De acordo com o Ministério da Saúde, aqueles que sentem a necessidade da terapia irão passar por uma análise com profissionais da saúde, na qual serão considerados práticas sexuais, compromisso com a adesão ao medicamento e número de parceiros sexuais, entre outros fatores.
Aqueles que aderirem à PrEP precisarão passar por acompanhamento médico, com exames regulares de saúde, além de testagens para o HIV a cada três meses, e orientação frequente sobre comportamento sexual seguro.
De acordo com o governo, a terapia deverá ampliar o acesso aos serviços de saúde de uma população que nem sempre é acompanhada por eles.
"Ao buscar o serviço de saúde para utilização da PrEP, a pessoa é acolhida pelo serviço de saúde de uma forma mais ampla, recebendo todas as orientações sobre a importância de se prevenir de todas as infecções sexualmente transmissíveis, além do HIV", disse o ministério em nota.
O medicamento também deve ser disponibilizado para venda privada, com a necessidade de apresentação de receita médica.

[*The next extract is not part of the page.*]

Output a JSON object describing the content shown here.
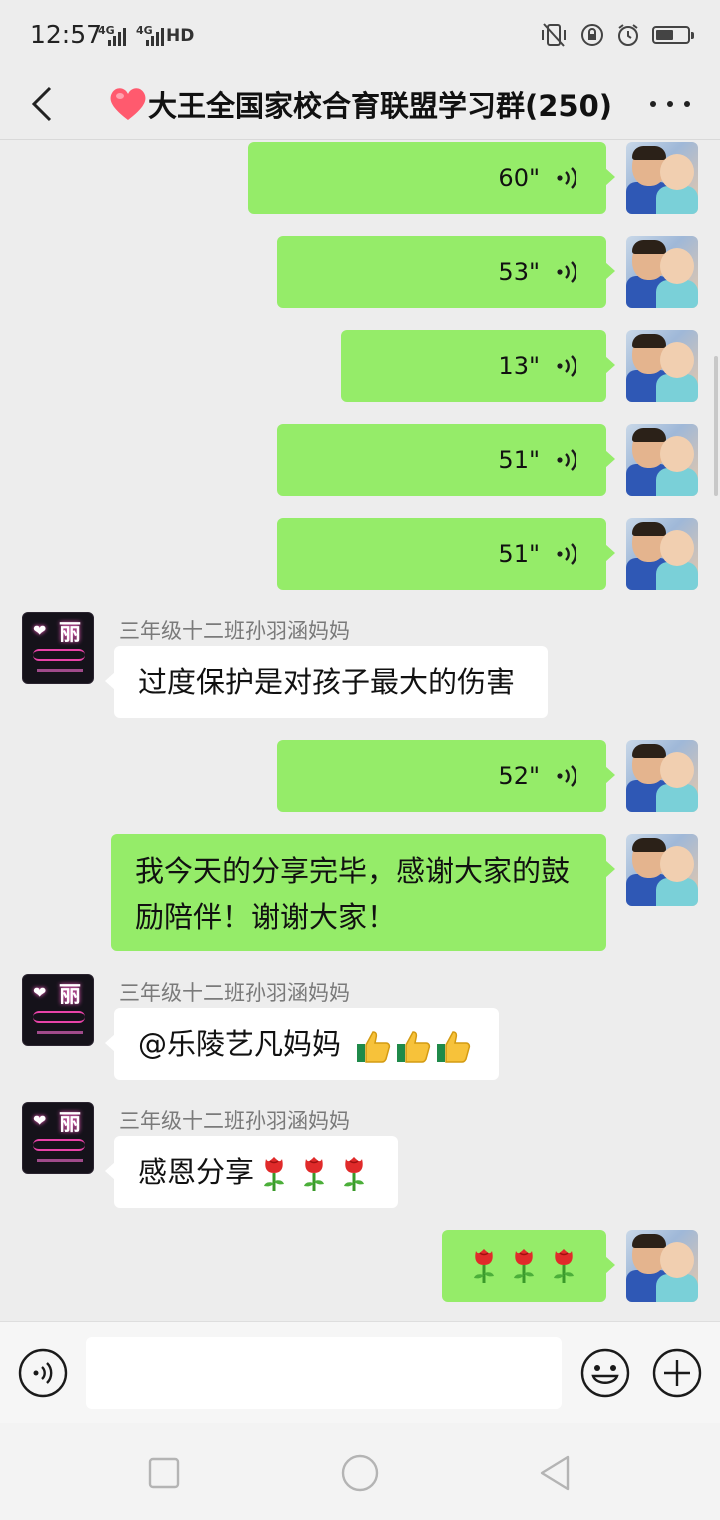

Cada frasco com 30 comprimidos – o suficiente para um mês – custará R$ 290.
Até o momento, apenas o Truvada tem cadastro na Anvisa para ser usado na PrEP. Novas versões genéricas devem chegar no mercado em breve. "Espera-se que no futuro próximo outros fabricantes de genéricos do mesmo medicamento possam também comercializar no país", afirmou o Ministério da Saúde.
Qual deve ser a rotina do paciente
De acordo com a Gilead, a companhia fabricante, o medicamento pode ser tomado por longos períodos de tempo.
No entanto, é necessário acompanhamento médico porque o Truvada pode causar problemas renais, além de perda de massa óssea. Outros efeitos colaterais reportados por estudos com participantes voluntários foram náusea, dor de cabeça e perda de peso.
Antes de iniciar o uso, é necessário passar por consulta médica. "É necessário fazer alguns exames, incluindo teste de HIV, teste para Hepatite B e avaliação da função renal, além de outros que o médico julgar necessários. Mas os três acima são mandatórios", afirma Anita Campos, diretora médica da farmacêutica para os países da América do Sul.
Também é necessário testagens regulares do HIV durante o uso do medicamento. Se houver infecção no período, é preciso interromper a terapia e entrar com antirretrovirais para evitar que o vírus fique resistente às drogas para tratamento.
"Se a pessoa tomar e não souber que está infectada, o vírus pode ficar resistente, porque o tratamento tem uma terceira droga (além das duas que estão no Truvada)", explica Campos.